The pursuit of higher education has been questionable over the past few years. What once held as a sign of prestige is now just another piece of paper that might make a resume look better. Of course—and I’m generalizing when I say this—I’m talking about the degrees most people get coming out of college that have little or nothing to do with the job they’re applying for; but that doesn’t discredit the more valuable degrees such as a doctorate or masters though most drop out before they get the chance to aim for such degrees. According to collegeatlas.org, 30% of college freshmen drop out after their first year. Nearly ⅓ of a class has already given up—not to mention that they’re now at least $20,000 in debt. We’ve been told that going to college after high school was the best way to go in order to live a happy, successful life. However, no one told us that a massive disturbance would breach our lives causing us to reconsider our choices. The internet allows us to do things no other previous generation could have done. So much so that going to college would actually hinder some of our aspirations. With the help of the internet, more jobs are available and even more opportunities are behind closed doors, waiting for us to open them. And yet, more and more people are going to college. We’ve been given more paths to choose from and people still choose to follow the traditional route; and if my economics class taught me anything, it taught me that a low supply and a high demand would result in increased prices. The higher the demand, the lower its value becomes. But are we going to college to truly get a better education, or to enjoy the luxuries of being in one? 

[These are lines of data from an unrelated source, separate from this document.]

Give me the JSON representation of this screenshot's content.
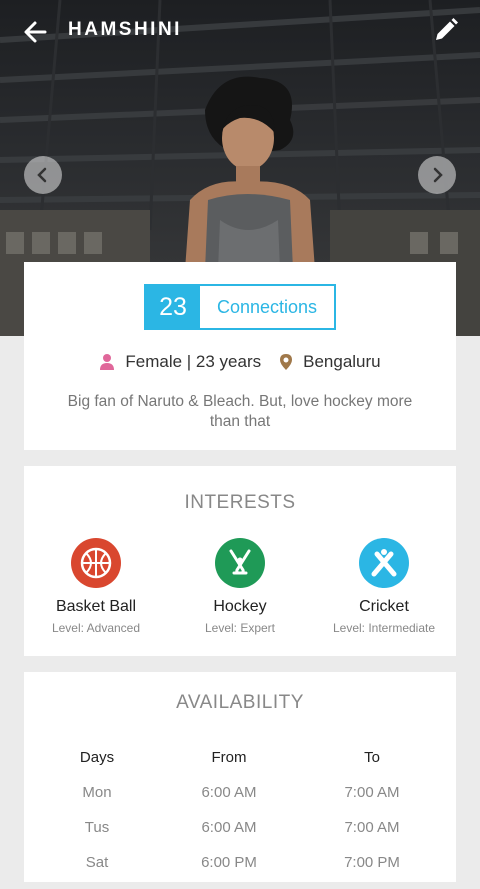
{
  "header": {
    "title": "HAMSHINI"
  },
  "icons": {
    "back": "arrow-left-icon",
    "edit": "pencil-icon",
    "prev": "chevron-left-icon",
    "next": "chevron-right-icon",
    "gender": "person-icon",
    "location": "location-pin-icon"
  },
  "profile": {
    "connections_count": "23",
    "connections_label": "Connections",
    "gender_age": "Female | 23 years",
    "location": "Bengaluru",
    "bio": "Big fan of Naruto & Bleach. But, love hockey more than that"
  },
  "interests": {
    "title": "INTERESTS",
    "items": [
      {
        "name": "Basket Ball",
        "level": "Level: Advanced",
        "icon": "basketball-icon",
        "color": "#d9472f"
      },
      {
        "name": "Hockey",
        "level": "Level: Expert",
        "icon": "hockey-icon",
        "color": "#1f9a57"
      },
      {
        "name": "Cricket",
        "level": "Level: Intermediate",
        "icon": "cricket-icon",
        "color": "#2bb6e4"
      }
    ]
  },
  "availability": {
    "title": "AVAILABILITY",
    "headers": [
      "Days",
      "From",
      "To"
    ],
    "rows": [
      [
        "Mon",
        "6:00 AM",
        "7:00 AM"
      ],
      [
        "Tus",
        "6:00 AM",
        "7:00 AM"
      ],
      [
        "Sat",
        "6:00 PM",
        "7:00 PM"
      ]
    ]
  },
  "colors": {
    "accent": "#2bb6e4",
    "gender_icon": "#e0679a",
    "location_icon": "#a0784a"
  }
}
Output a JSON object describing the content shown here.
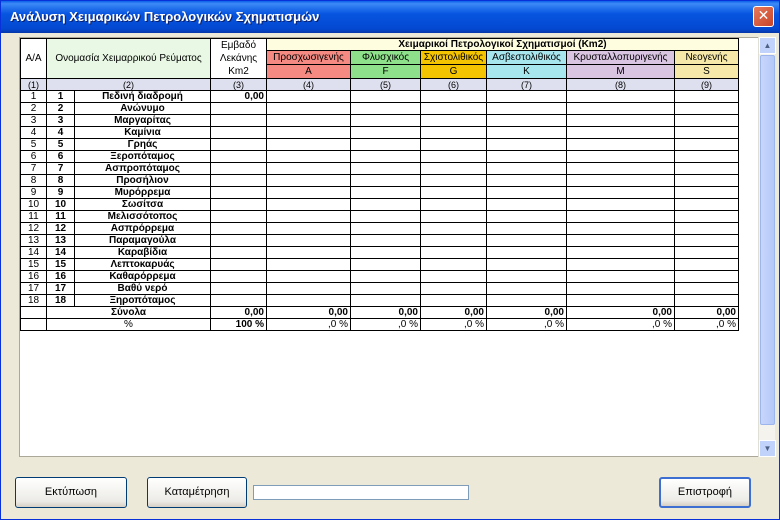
{
  "window": {
    "title": "Ανάλυση Χειμαρικών Πετρολογικών Σχηματισμών",
    "close": "✕"
  },
  "headers": {
    "aa": "Α/Α",
    "name": "Ονομασία Χειμαρρικού Ρεύματος",
    "area": "Εμβαδό Λεκάνης Km2",
    "group": "Χειμαρικοί Πετρολογικοί Σχηματισμοί (Km2)",
    "cols": [
      {
        "label": "Προσχωσιγενής",
        "code": "A"
      },
      {
        "label": "Φλυσχικός",
        "code": "F"
      },
      {
        "label": "Σχιστολιθικός",
        "code": "G"
      },
      {
        "label": "Ασβεστολιθικός",
        "code": "K"
      },
      {
        "label": "Κρυσταλλοπυριγενής",
        "code": "M"
      },
      {
        "label": "Νεογενής",
        "code": "S"
      }
    ],
    "numbers": [
      "(1)",
      "(2)",
      "(3)",
      "(4)",
      "(5)",
      "(6)",
      "(7)",
      "(8)",
      "(9)"
    ]
  },
  "rows": [
    {
      "aa": "1",
      "id": "1",
      "name": "Πεδινή διαδρομή",
      "area": "0,00"
    },
    {
      "aa": "2",
      "id": "2",
      "name": "Ανώνυμο",
      "area": ""
    },
    {
      "aa": "3",
      "id": "3",
      "name": "Μαργαρίτας",
      "area": ""
    },
    {
      "aa": "4",
      "id": "4",
      "name": "Καμίνια",
      "area": ""
    },
    {
      "aa": "5",
      "id": "5",
      "name": "Γρηάς",
      "area": ""
    },
    {
      "aa": "6",
      "id": "6",
      "name": "Ξεροπόταμος",
      "area": ""
    },
    {
      "aa": "7",
      "id": "7",
      "name": "Ασπροπόταμος",
      "area": ""
    },
    {
      "aa": "8",
      "id": "8",
      "name": "Προσήλιον",
      "area": ""
    },
    {
      "aa": "9",
      "id": "9",
      "name": "Μυρόρρεμα",
      "area": ""
    },
    {
      "aa": "10",
      "id": "10",
      "name": "Σωσίτσα",
      "area": ""
    },
    {
      "aa": "11",
      "id": "11",
      "name": "Μελισσότοπος",
      "area": ""
    },
    {
      "aa": "12",
      "id": "12",
      "name": "Ασπρόρρεμα",
      "area": ""
    },
    {
      "aa": "13",
      "id": "13",
      "name": "Παραμαγούλα",
      "area": ""
    },
    {
      "aa": "14",
      "id": "14",
      "name": "Καραβίδια",
      "area": ""
    },
    {
      "aa": "15",
      "id": "15",
      "name": "Λεπτοκαρυάς",
      "area": ""
    },
    {
      "aa": "16",
      "id": "16",
      "name": "Καθαρόρρεμα",
      "area": ""
    },
    {
      "aa": "17",
      "id": "17",
      "name": "Βαθύ νερό",
      "area": ""
    },
    {
      "aa": "18",
      "id": "18",
      "name": "Ξηροπόταμος",
      "area": ""
    }
  ],
  "totals": {
    "label": "Σύνολα",
    "area": "0,00",
    "values": [
      "0,00",
      "0,00",
      "0,00",
      "0,00",
      "0,00",
      "0,00"
    ]
  },
  "percent": {
    "label": "%",
    "area": "100 %",
    "values": [
      ",0 %",
      ",0 %",
      ",0 %",
      ",0 %",
      ",0 %",
      ",0 %"
    ]
  },
  "buttons": {
    "print": "Εκτύπωση",
    "count": "Καταμέτρηση",
    "back": "Επιστροφή"
  },
  "scroll": {
    "up": "▲",
    "down": "▼"
  },
  "colors": {
    "A": "#f48a82",
    "F": "#8ee08a",
    "G": "#f5c400",
    "K": "#a8e6ee",
    "M": "#d9c4e2",
    "S": "#f5e8a8"
  }
}
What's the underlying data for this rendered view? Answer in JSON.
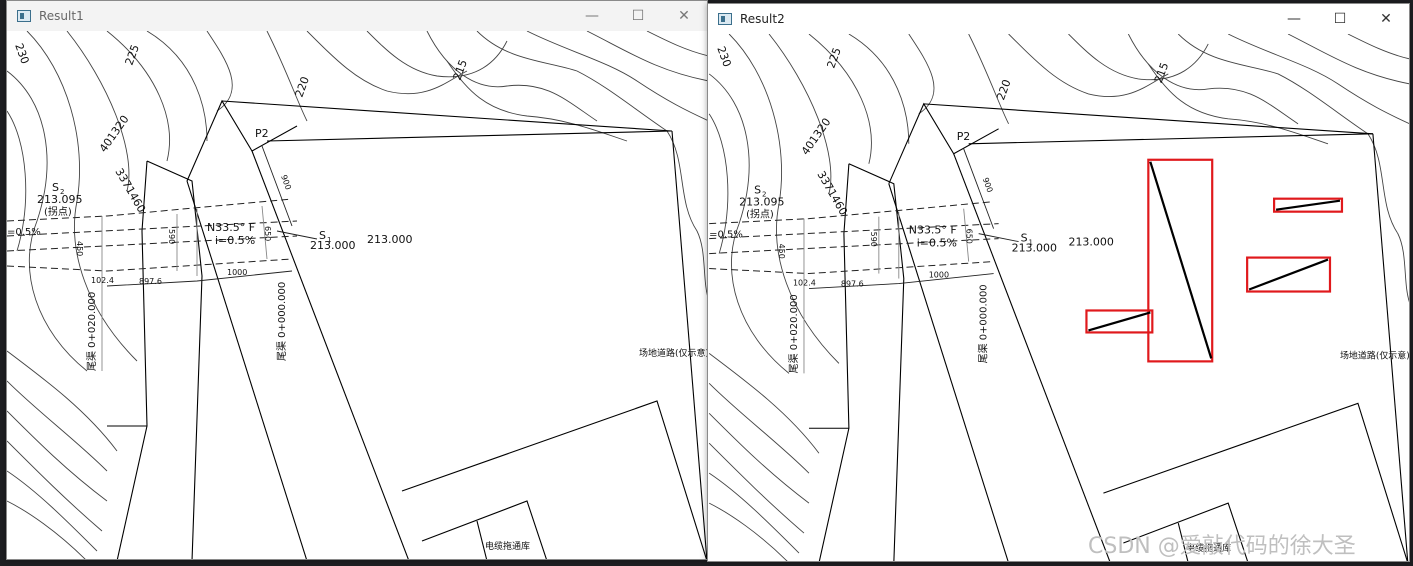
{
  "windows": [
    {
      "title": "Result1"
    },
    {
      "title": "Result2"
    }
  ],
  "controls": {
    "minimize": "—",
    "maximize": "☐",
    "close": "✕"
  },
  "drawing": {
    "contours": [
      "230",
      "225",
      "220",
      "215"
    ],
    "coord1": "401320",
    "coord2": "3371460",
    "s2_label": "S",
    "s2_sub": "2",
    "s2_elev": "213.095",
    "s2_note": "(拐点)",
    "grade_left": "=0.5%",
    "direction": "N33.5° F",
    "grade": "i=0.5%",
    "p2": "P2",
    "s1_label": "S",
    "s1_sub": "1",
    "s1_elev": "213.000",
    "elev_main": "213.000",
    "dim_900": "900",
    "dim_450": "450",
    "dim_590": "590",
    "dim_650": "650",
    "dim_1000": "1000",
    "dim_1024": "102.4",
    "dim_8976": "897.6",
    "station_left": "尾渠  0+020.000",
    "station_right": "尾渠  0+000.000",
    "road_note": "场地道路(仅示意)",
    "building": "电缆拖通库"
  },
  "watermark": "CSDN @爱敲代码的徐大圣",
  "colors": {
    "highlight": "#e0191c",
    "line": "#000000"
  }
}
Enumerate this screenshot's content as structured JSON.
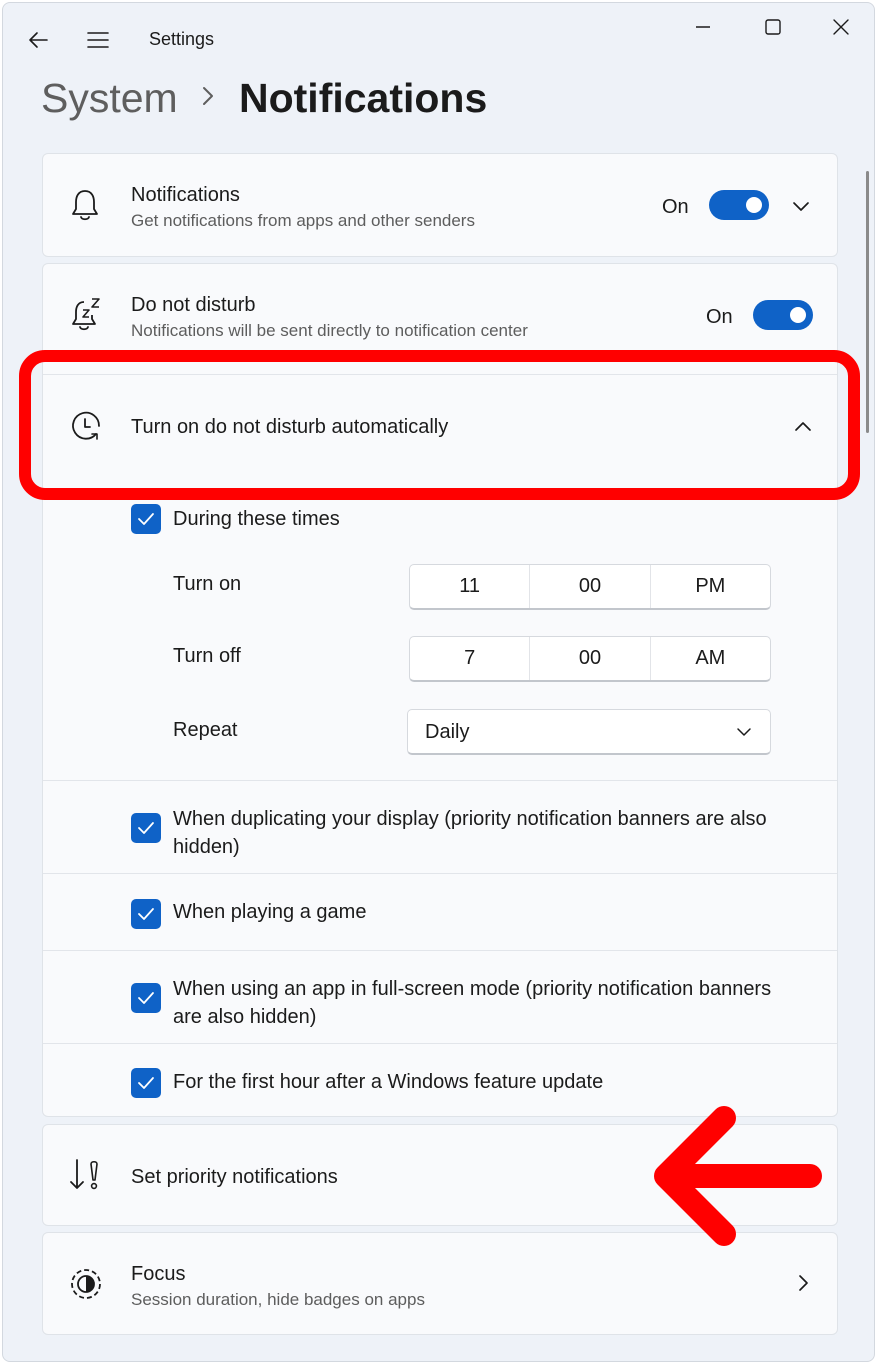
{
  "window": {
    "title": "Settings",
    "back_icon": "back-arrow-icon",
    "menu_icon": "hamburger-menu-icon",
    "minimize_icon": "minimize-icon",
    "maximize_icon": "maximize-icon",
    "close_icon": "close-icon"
  },
  "breadcrumb": {
    "parent": "System",
    "separator_icon": "chevron-right-icon",
    "current": "Notifications"
  },
  "notifications_row": {
    "icon": "bell-icon",
    "title": "Notifications",
    "subtitle": "Get notifications from apps and other senders",
    "state": "On",
    "toggle_on": true
  },
  "dnd_row": {
    "icon": "bell-snooze-icon",
    "title": "Do not disturb",
    "subtitle": "Notifications will be sent directly to notification center",
    "state": "On",
    "toggle_on": true
  },
  "auto_dnd_row": {
    "icon": "clock-icon",
    "title": "Turn on do not disturb automatically",
    "expanded": true
  },
  "schedule": {
    "during_label": "During these times",
    "during_checked": true,
    "turn_on_label": "Turn on",
    "turn_on": {
      "hour": "11",
      "minute": "00",
      "period": "PM"
    },
    "turn_off_label": "Turn off",
    "turn_off": {
      "hour": "7",
      "minute": "00",
      "period": "AM"
    },
    "repeat_label": "Repeat",
    "repeat_value": "Daily"
  },
  "conditions": [
    {
      "label": "When duplicating your display (priority notification banners are also hidden)",
      "checked": true
    },
    {
      "label": "When playing a game",
      "checked": true
    },
    {
      "label": "When using an app in full-screen mode (priority notification banners are also hidden)",
      "checked": true
    },
    {
      "label": "For the first hour after a Windows feature update",
      "checked": true
    }
  ],
  "priority_row": {
    "icon": "priority-sort-icon",
    "title": "Set priority notifications"
  },
  "focus_row": {
    "icon": "focus-timer-icon",
    "title": "Focus",
    "subtitle": "Session duration, hide badges on apps"
  },
  "annotations": {
    "highlight_color": "#ff0000",
    "arrow_color": "#ff0000"
  },
  "colors": {
    "accent": "#0f62c7",
    "background": "#eef2f8",
    "card": "#f9fafc"
  }
}
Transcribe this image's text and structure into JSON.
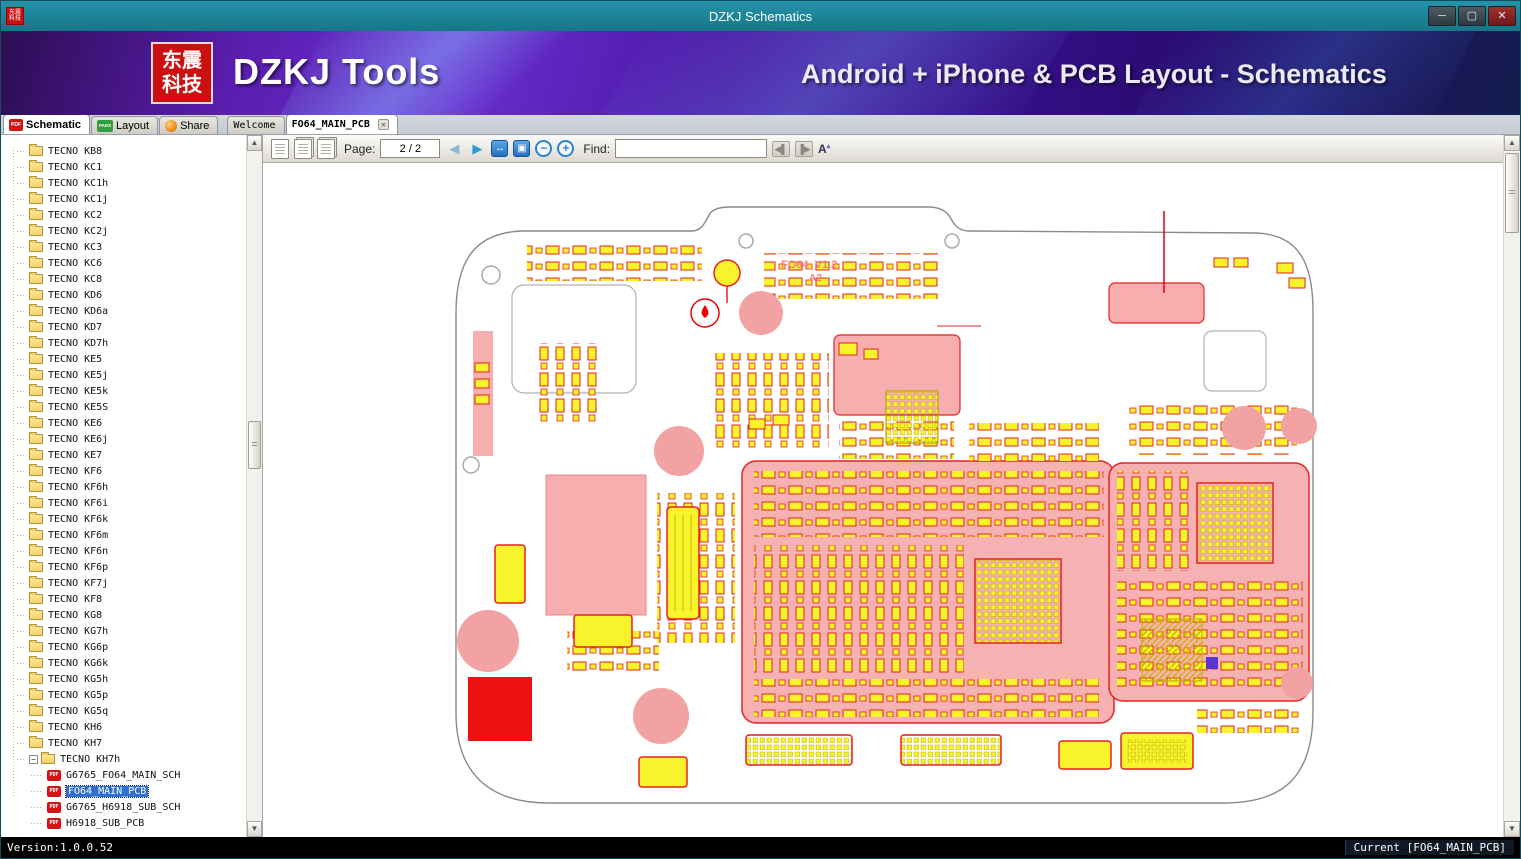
{
  "window": {
    "title": "DZKJ Schematics",
    "controls": {
      "minimize": "─",
      "maximize": "▢",
      "close": "✕"
    }
  },
  "banner": {
    "logo_line1": "东震",
    "logo_line2": "科技",
    "app_name": "DZKJ Tools",
    "subtitle": "Android + iPhone & PCB Layout - Schematics"
  },
  "app_tabs": [
    {
      "label": "Schematic",
      "icon": "pdf-badge"
    },
    {
      "label": "Layout",
      "icon": "pads-badge"
    },
    {
      "label": "Share",
      "icon": "share-ball"
    }
  ],
  "doc_tabs": [
    {
      "label": "Welcome"
    },
    {
      "label": "FO64_MAIN_PCB",
      "active": true,
      "closable": true
    }
  ],
  "toolbar": {
    "page_label": "Page:",
    "page_value": "2 / 2",
    "find_label": "Find:",
    "find_value": ""
  },
  "tree": [
    {
      "label": "TECNO KB8",
      "type": "folder"
    },
    {
      "label": "TECNO KC1",
      "type": "folder"
    },
    {
      "label": "TECNO KC1h",
      "type": "folder"
    },
    {
      "label": "TECNO KC1j",
      "type": "folder"
    },
    {
      "label": "TECNO KC2",
      "type": "folder"
    },
    {
      "label": "TECNO KC2j",
      "type": "folder"
    },
    {
      "label": "TECNO KC3",
      "type": "folder"
    },
    {
      "label": "TECNO KC6",
      "type": "folder"
    },
    {
      "label": "TECNO KC8",
      "type": "folder"
    },
    {
      "label": "TECNO KD6",
      "type": "folder"
    },
    {
      "label": "TECNO KD6a",
      "type": "folder"
    },
    {
      "label": "TECNO KD7",
      "type": "folder"
    },
    {
      "label": "TECNO KD7h",
      "type": "folder"
    },
    {
      "label": "TECNO KE5",
      "type": "folder"
    },
    {
      "label": "TECNO KE5j",
      "type": "folder"
    },
    {
      "label": "TECNO KE5k",
      "type": "folder"
    },
    {
      "label": "TECNO KE5S",
      "type": "folder"
    },
    {
      "label": "TECNO KE6",
      "type": "folder"
    },
    {
      "label": "TECNO KE6j",
      "type": "folder"
    },
    {
      "label": "TECNO KE7",
      "type": "folder"
    },
    {
      "label": "TECNO KF6",
      "type": "folder"
    },
    {
      "label": "TECNO KF6h",
      "type": "folder"
    },
    {
      "label": "TECNO KF6i",
      "type": "folder"
    },
    {
      "label": "TECNO KF6k",
      "type": "folder"
    },
    {
      "label": "TECNO KF6m",
      "type": "folder"
    },
    {
      "label": "TECNO KF6n",
      "type": "folder"
    },
    {
      "label": "TECNO KF6p",
      "type": "folder"
    },
    {
      "label": "TECNO KF7j",
      "type": "folder"
    },
    {
      "label": "TECNO KF8",
      "type": "folder"
    },
    {
      "label": "TECNO KG8",
      "type": "folder"
    },
    {
      "label": "TECNO KG7h",
      "type": "folder"
    },
    {
      "label": "TECNO KG6p",
      "type": "folder"
    },
    {
      "label": "TECNO KG6k",
      "type": "folder"
    },
    {
      "label": "TECNO KG5h",
      "type": "folder"
    },
    {
      "label": "TECNO KG5p",
      "type": "folder"
    },
    {
      "label": "TECNO KG5q",
      "type": "folder"
    },
    {
      "label": "TECNO KH6",
      "type": "folder"
    },
    {
      "label": "TECNO KH7",
      "type": "folder"
    },
    {
      "label": "TECNO KH7h",
      "type": "folder",
      "expanded": true
    },
    {
      "label": "G6765_FO64_MAIN_SCH",
      "type": "pdf"
    },
    {
      "label": "FO64_MAIN_PCB",
      "type": "pdf",
      "selected": true
    },
    {
      "label": "G6765_H6918_SUB_SCH",
      "type": "pdf"
    },
    {
      "label": "H6918_SUB_PCB",
      "type": "pdf"
    }
  ],
  "pcb": {
    "board_title": "FO64_V1.2",
    "board_rev": "A2",
    "colors": {
      "silk_pink": "#f6aeae",
      "component_yellow": "#f8f32b",
      "outline_red": "#e42222",
      "marker_red": "#ee1111"
    }
  },
  "statusbar": {
    "version": "Version:1.0.0.52",
    "current": "Current [FO64_MAIN_PCB]"
  }
}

The first college in the U.S. was Harvard University; it opened in 1636 in Cambridge, Massachusetts. At first, colleges were heavily influenced by religion thus focusing on training young men for ministry. It wasn’t until the nineteenth century more colleges started opening and had to expand their fields and subjects. The government began funding many of the colleges we now know as public colleges. But somewhere along the line, a noticeable change had occurred: Colleges across the country started implementing facilities and including activities that do not improve a college education. In other words, students don’t actually go into debt paying for education— they go into debt paying a school to have the privilege of having fancy buildings, lawns, gyms, sports fields, etc. Education in and of itself, however, is affordable, and many times even free. We can purchase books at our local bookstore that would give us the same education as that of a college at a far cheaper price but I suppose the experience wouldn’t be the same. Especially considering that most desire a paper and its credibility so that their resume looks a little more impressive to future employers.

I can’t say that I’ve come up with a solution that would fix this yet. What I can say is we have to keep in mind that, although college students are only a portion of our population in America now, they will become 100% of our future, and who wants to look up to leaders who can’t even file for bankruptcy on their debt?